Philippians 2:5-11
2If then there is any encouragement in Christ, any consolation from love, any sharing in the Spirit, any compassion and sympathy, 2make my joy complete: be of the same mind, having the same love, being in full accord and of one mind. 3Do nothing from selfish ambition or conceit, but in humility regard others as better than yourselves. 4Let each of you look not to your own interests, but to the interests of others. 5Let the same mind be in you that was in Christ Jesus, 6who, though he was in the form of God, did not regard equality with God as something to be exploited, 7but emptied himself, taking the form of a slave, being born in human likeness. And being found in human form, 8he humbled himself and became obedient to the point of death— even death on a cross.
9Therefore God also highly exalted him and gave him the name that is above every name, 10so that at the name of Jesus every knee should bend, in heaven and on earth and under the earth, 11and every tongue should confess that Jesus Christ is Lord, to the glory of God the Father.
Four weeks ago on Lent 2 we talked about Philippians as the Epistle of Joy. Today is Palm/Passion Sunday! We're getting ready for Easter—last Sunday and today we're seriously getting into some theology of the cross. Theology of the Cross was at the heart of Martin Luther's theology, and if we read both the OT and NT carefully, we find it's at the heart of God's self-revelation.
Recapping last week:
• Theology of the cross is about God's own self-revelation, especially in Christ crucified. Theology of the cross is about God's often hidden, sacramental, paradoxical (try to define paradoxical?) presence in the commonest things, people, and situations. All of us have experiences of being able to look back onto a tough, hard, unpleasant situation and in retrospect recognize God was there all the time at that time.
• Theology of glory is about human ideas and imaginings of how a powerful, all-knowing, sovereign God might act. Maybe how humans wish God would behave?

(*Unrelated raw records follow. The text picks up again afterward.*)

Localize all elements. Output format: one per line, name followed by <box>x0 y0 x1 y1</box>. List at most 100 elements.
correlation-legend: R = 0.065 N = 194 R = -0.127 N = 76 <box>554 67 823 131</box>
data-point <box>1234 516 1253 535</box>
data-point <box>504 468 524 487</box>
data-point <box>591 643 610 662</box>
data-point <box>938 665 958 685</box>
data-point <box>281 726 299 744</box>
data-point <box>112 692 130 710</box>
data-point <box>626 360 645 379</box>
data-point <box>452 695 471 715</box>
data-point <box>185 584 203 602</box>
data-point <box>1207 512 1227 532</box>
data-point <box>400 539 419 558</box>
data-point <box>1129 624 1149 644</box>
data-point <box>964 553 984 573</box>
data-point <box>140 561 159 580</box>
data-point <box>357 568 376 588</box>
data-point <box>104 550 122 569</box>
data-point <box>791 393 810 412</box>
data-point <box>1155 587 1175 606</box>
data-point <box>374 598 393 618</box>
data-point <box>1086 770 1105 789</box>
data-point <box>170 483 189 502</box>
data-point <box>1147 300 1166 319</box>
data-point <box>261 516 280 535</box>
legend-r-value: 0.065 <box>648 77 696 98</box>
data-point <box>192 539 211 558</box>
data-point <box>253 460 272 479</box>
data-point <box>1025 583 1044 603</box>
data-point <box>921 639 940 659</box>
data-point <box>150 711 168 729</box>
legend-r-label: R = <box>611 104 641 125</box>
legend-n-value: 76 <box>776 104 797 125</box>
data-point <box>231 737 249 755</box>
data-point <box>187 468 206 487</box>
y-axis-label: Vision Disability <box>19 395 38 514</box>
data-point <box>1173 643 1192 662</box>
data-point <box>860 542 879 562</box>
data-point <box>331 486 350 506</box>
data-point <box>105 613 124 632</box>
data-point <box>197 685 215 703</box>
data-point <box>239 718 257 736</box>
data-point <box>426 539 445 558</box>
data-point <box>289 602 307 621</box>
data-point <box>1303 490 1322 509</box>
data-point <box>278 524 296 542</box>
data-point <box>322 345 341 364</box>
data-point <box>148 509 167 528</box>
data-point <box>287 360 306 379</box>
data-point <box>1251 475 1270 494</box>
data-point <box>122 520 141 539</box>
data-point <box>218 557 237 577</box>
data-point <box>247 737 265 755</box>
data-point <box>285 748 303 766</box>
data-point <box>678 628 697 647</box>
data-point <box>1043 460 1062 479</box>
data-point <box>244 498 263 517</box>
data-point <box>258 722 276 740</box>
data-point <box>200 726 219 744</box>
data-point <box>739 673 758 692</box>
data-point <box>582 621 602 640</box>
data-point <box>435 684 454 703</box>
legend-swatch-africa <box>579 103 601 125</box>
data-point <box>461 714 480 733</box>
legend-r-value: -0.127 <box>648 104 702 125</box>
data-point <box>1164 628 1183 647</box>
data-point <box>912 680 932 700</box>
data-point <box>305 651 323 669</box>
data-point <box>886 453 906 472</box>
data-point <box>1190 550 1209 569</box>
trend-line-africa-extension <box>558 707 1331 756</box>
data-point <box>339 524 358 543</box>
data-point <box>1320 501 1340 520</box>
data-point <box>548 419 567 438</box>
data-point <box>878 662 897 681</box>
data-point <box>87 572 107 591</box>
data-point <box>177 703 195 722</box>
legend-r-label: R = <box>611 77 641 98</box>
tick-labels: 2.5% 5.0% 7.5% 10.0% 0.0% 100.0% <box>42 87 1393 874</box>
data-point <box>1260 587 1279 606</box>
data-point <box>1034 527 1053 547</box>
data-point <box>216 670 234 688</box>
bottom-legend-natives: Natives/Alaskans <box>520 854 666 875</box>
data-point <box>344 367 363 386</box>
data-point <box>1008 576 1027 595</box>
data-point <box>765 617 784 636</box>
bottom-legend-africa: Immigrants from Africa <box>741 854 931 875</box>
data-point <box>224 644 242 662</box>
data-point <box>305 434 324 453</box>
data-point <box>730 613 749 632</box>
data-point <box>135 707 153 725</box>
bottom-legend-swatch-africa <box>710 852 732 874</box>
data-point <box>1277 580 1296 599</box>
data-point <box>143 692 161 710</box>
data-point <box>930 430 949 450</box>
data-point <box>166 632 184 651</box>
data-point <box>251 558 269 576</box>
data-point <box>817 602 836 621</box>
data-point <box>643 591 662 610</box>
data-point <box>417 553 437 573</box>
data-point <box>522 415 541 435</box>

Luther reminds us to see the fullness of God's power and sovereignty, look to the Bethlehem manger; look to the Calvary cross.
Martin Luther, "The God who became small for us in Christ" ... small enough to die.
Philippi was a Roman colony, so just like the apostle Paul himself, technically the people Paul wrote to were Roman citizens yet still colonials. They received a fair amount of freedom and privilege; they had a lot of civic and cultural pride; they were not financially impoverished, either. Anyone in that culture would have considered humility completely countercultural. Our essential baptismal identity in Christ is citizenship /membership without boundaries, borders, or barriers.
Almost forever people have imagined the Apostle Paul quoted a hymn from another source here, but Gordon Fee, professor emeritus at Regent College, Vancouver, Canada says:
If it was originally a hymn of some kind, it contains nothing at all of the nature of Greek hymnody or poetry. Therefore, it must be Semitic in origin. But the alleged Semitic parallelism of this piece is quite unlike any known example of Hebrew psalmody. It lacks the rhythm and parallelism one might expect of material that is to be sung. And in any case, it fits very poorly with the clearly hymnic material in the Psalter or in Luke 1:46-55, 68-79, or in 1 Timothy 3:16b, to name but a few clear NT examples of hymns.
In any case, it's probably not an original by Paul but probably had been circulating around town. It now has become an "early Christian song."
Though this passage does not use words like imitate, obey, type, or model, it still calls us to pattern our behaviors after Jesus' obedience. Pastor Peg pointed out "mind of Christ" is more than just brain: it's our whole way of being. The word most English translations render as "slave" also is slave (not servant) in Greek. Discussion of emotional impact of words; changes in historical meaning, too.
Kenosis: theology word for today—emptying something that's full, complete, etc.
Jesus freely and obediently chose the journey to passion, death, and resurrection that involved emptying himself of power and status (kenosis). He made the choice from a position of power. Pastor Peg mentioned what a hot-button word "slave" is in this country, and in the ethnically very diverse church she recently served as interim the concern was finding ways to fill (especially) the teenagers and young adults with enough self-worth you then could encourage them empty themselves in lives of service.
How do we measure our status? Social media popularity, hits, post likes! Does social media define us these days! Creating and crafting our own self image. Maybe we don't struggle much with civic or ethnic pride, maybe we don't even need much of a dose of humility, but how about other struggles?